Now who is John McCain?
In a piece published last Sunday in the New York Times, David D. Kirkpatrick
wrote in Election Special Issue: “As a Navy pilot, Mr. McCain has written, he let his “cockiness” deafen him to the risk of a buzzer warning of enemy fire”. This refer to the circumstances of the gun down of his navy aircraft, as expressed in his admission, “I placed too much faith on what was beyond my knowledge or control: luck.” In his recent book with Mr. Salter, “Hard Call,” he wrote, “I had five and a half very long years to regret my decision and the lapse in self-awareness.”
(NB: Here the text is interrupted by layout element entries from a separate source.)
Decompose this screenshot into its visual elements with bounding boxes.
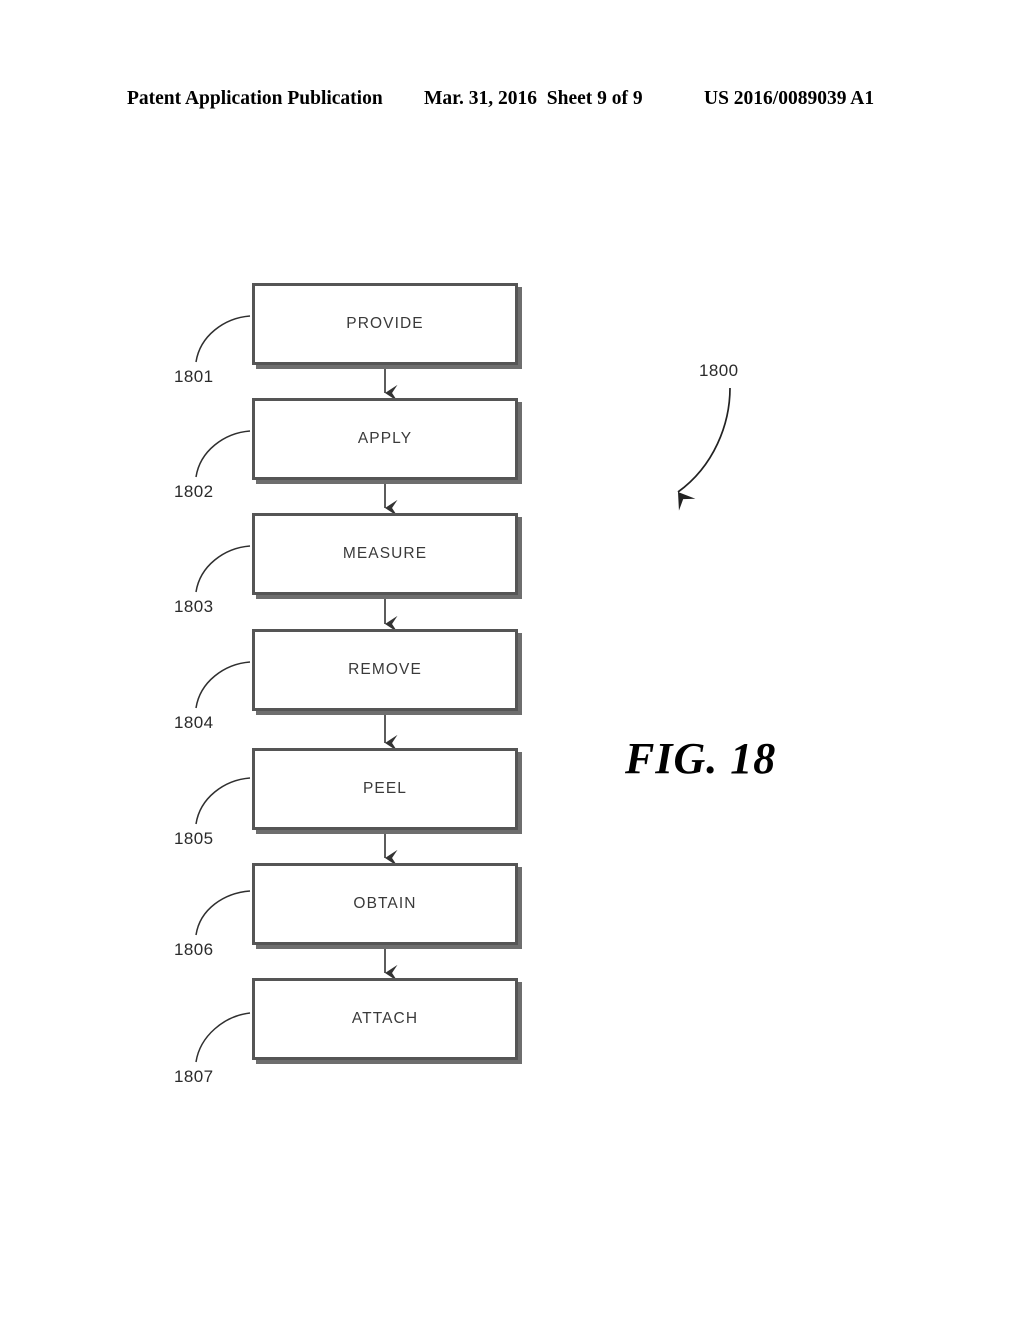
leader-line-1803 [195, 545, 251, 593]
flow-step-label: ATTACH [351, 1010, 419, 1027]
overall-reference-arrow [677, 387, 731, 511]
flow-step-label: MEASURE [342, 545, 428, 562]
reference-numeral-1806: 1806 [174, 940, 214, 959]
reference-numeral-1804: 1804 [174, 713, 214, 732]
flow-step-label: PEEL [362, 780, 408, 797]
leader-line-1802 [195, 430, 251, 478]
flow-step-remove[interactable]: REMOVE [252, 629, 518, 711]
flow-step-obtain[interactable]: OBTAIN [252, 863, 518, 945]
leader-line-1805 [195, 777, 251, 825]
flow-step-label: REMOVE [348, 661, 422, 678]
reference-numeral-1807: 1807 [174, 1067, 214, 1086]
leader-line-1807 [195, 1012, 251, 1063]
flow-step-label: APPLY [357, 430, 413, 447]
flow-step-attach[interactable]: ATTACH [252, 978, 518, 1060]
reference-numeral-1805: 1805 [174, 829, 214, 848]
patent-figure-18: PROVIDE APPLY MEASURE REMOVE PEEL OBTAIN… [0, 0, 1024, 1320]
figure-caption: FIG. 18 [625, 734, 777, 783]
reference-numeral-1803: 1803 [174, 597, 214, 616]
flow-step-peel[interactable]: PEEL [252, 748, 518, 830]
reference-numeral-1802: 1802 [174, 482, 214, 501]
flow-step-measure[interactable]: MEASURE [252, 513, 518, 595]
flow-step-label: PROVIDE [346, 315, 424, 332]
reference-numeral-1801: 1801 [174, 367, 214, 386]
leader-line-1801 [195, 315, 251, 363]
flow-step-label: OBTAIN [353, 895, 417, 912]
leader-line-1806 [195, 890, 251, 936]
flow-step-provide[interactable]: PROVIDE [252, 283, 518, 365]
reference-numeral-1800: 1800 [699, 361, 739, 380]
flow-step-apply[interactable]: APPLY [252, 398, 518, 480]
leader-line-1804 [195, 661, 251, 709]
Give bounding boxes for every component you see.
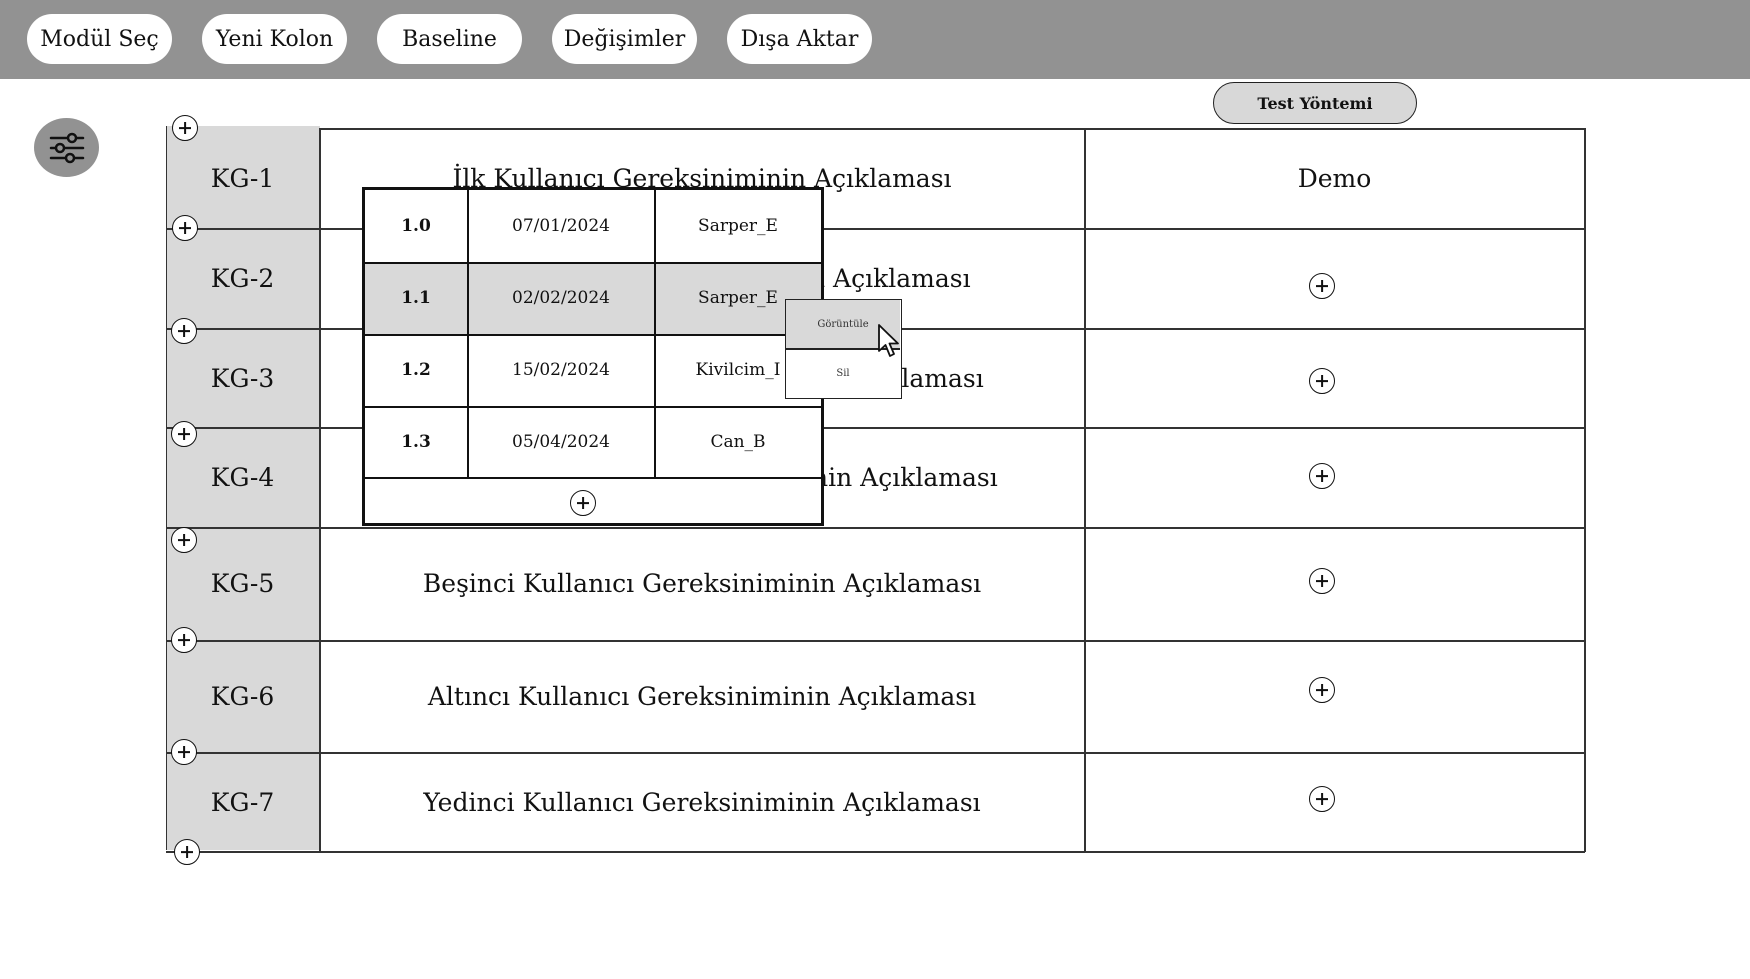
add-test-method-icon[interactable] [1309, 568, 1335, 594]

This tragic experience has not temper Senator McCain who confess that, “I don’t torture myself over decisions. I make them as quickly as I can, quicker than the other fellow if I can.” And Kirkpatrick comments, “He [McCain] frets publicly that his ambition might tempt him to compromise his principles, but he also races headlong into battles in pursuit of political power … Driven as much by his notion of honor as by ideology, Mr. McCain could make an unpredictable — his critics say “erratic” — chief executive”.
So that on one side we have a compassionate, thoughtful, proven organizer and manager, and on the other side an impulsive, ambitious, politically driven and possibly erratic pretender, the choice is yours. But, remember, the ship is on tumultuous sea, only a reflective, controlled and steady hand captain can take us to safe port. If you have not yet voted, hurry. You have only three days left to vote for Barack Obama, before election day, November 4, 2008.